London — British shoppers’ desire to celebrate Christmas at home spurred Tesco and Marks & Spencer to the top of the festive retail pile as demand for premium food, wine and Champagne prompted both retailers to upgrade profit forecasts.

The rapid spread of the Omicron coronavirus variant in the weeks before Christmas left many pubs and restaurants deserted, as shoppers turned to the supermarket aisles instead and entertained smaller groups of people at home.

Tesco, the country’s biggest supermarket chain, sold more than 8-million bottles of Champagne and sparkling wine, while Mitchells & Butlers, which manages pubs, bars and restaurants reported a 10.2% decline in sales in the four weeks around Christmas compared with pre-pandemic trading.

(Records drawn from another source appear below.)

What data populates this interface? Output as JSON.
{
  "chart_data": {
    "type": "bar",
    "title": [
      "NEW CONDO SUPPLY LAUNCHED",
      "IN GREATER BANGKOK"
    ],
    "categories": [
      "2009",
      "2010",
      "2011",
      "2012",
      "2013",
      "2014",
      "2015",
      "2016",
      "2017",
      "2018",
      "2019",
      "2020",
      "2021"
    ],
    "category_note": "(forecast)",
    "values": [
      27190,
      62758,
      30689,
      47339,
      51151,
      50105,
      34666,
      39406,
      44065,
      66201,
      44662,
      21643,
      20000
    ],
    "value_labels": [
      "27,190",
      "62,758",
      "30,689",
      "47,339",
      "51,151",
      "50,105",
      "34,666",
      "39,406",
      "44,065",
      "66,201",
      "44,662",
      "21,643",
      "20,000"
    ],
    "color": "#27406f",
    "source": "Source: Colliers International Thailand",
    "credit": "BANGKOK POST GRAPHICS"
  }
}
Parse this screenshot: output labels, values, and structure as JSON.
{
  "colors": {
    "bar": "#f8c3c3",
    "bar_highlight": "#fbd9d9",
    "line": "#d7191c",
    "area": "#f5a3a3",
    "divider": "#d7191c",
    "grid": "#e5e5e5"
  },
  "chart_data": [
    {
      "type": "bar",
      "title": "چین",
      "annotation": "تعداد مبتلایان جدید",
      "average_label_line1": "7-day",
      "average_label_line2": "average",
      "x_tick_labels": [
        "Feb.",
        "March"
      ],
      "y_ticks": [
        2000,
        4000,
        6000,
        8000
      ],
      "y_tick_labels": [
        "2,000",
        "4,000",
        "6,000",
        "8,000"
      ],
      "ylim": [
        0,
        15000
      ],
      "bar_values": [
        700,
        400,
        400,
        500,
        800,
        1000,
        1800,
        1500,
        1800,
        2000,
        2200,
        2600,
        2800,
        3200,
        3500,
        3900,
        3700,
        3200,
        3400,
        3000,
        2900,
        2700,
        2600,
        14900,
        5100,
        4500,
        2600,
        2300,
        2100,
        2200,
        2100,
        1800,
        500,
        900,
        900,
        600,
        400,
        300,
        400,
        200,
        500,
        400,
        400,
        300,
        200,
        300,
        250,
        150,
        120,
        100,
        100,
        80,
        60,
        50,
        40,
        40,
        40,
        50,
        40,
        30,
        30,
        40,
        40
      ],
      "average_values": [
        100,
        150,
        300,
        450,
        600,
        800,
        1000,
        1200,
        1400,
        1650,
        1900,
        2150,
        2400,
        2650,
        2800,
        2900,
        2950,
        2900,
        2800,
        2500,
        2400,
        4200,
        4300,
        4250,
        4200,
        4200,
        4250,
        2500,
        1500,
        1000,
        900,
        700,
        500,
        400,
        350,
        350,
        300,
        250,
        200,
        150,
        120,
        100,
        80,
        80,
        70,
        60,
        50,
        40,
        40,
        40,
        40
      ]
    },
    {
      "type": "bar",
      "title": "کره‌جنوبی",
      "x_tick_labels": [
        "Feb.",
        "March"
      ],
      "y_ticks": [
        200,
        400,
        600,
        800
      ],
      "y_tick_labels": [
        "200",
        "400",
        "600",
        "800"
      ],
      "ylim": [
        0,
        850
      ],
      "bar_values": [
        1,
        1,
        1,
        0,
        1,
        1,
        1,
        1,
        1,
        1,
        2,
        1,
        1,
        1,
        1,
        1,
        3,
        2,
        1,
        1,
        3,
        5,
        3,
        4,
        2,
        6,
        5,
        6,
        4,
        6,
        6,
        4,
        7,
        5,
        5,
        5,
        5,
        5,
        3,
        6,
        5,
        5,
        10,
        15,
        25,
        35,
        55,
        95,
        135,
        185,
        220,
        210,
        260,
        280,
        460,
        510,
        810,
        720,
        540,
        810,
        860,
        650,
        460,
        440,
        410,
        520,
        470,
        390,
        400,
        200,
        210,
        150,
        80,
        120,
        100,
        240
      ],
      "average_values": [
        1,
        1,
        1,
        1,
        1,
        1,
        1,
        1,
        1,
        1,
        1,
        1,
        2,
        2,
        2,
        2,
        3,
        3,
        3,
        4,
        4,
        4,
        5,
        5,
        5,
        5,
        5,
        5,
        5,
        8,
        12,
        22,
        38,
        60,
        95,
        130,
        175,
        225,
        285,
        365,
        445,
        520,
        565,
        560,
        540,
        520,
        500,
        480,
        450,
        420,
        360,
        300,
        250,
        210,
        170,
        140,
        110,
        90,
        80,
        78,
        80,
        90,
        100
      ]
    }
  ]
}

There was also pressure on the fast-fashion front, with one-time stock market darling ASOS reporting that its sales, while in line with downgraded forecasts, had been limited by volatile demand and supply disruptions.

Tesco CEO Ken Murphy said the group had invested more to guarantee delivery at a time when Omicron-sparked labour shortages and higher freight costs hit deliveries.

“This put us in a strong position to meet customers’ needs as, once again, Covid-19 led to a greater focus on celebrating at home,” he said.

M&S, Britain’s best known stores group which is recovering from a decade of decline, said food sales in the 13 weeks to January 1 rose 12.4% from its pre-pandemic performance two years ago, while clothing and home sales were up 3.2%. Both numbers were better than expected.

Tougher times ahead

British clothing retailer Next set the tone for the festive reporting season when it published results last week showing that consumer demand had been much stronger than expected.

Since then supermarkets, sportswear groups and furniture sellers have reported strong Christmas sales, however almost all caution that 2022 will be tough when British consumers are expected to be clobbered by a rise in energy costs, taxes and general inflation.

Next and ASOS said they had introduced some price rises to counter surging cost inflation from higher wages, freight and manufacturing. German discount supermarkets Aldi and Lidl have said they will continue to maintain the lowest prices, keeping the pressure on the sector.

Surveys show that consumer spending held up well to the end of December, but even though some Britons conserved cash while working from home, they are expected to rein in spending in 2022 as the cost of living jumps.

Tesco and M&S shares both slipped in early trading, because they were expected to upgrade forecasts. ASOS stock was up 6% after saying it would move to the main stock market, broadening its possible shareholder base.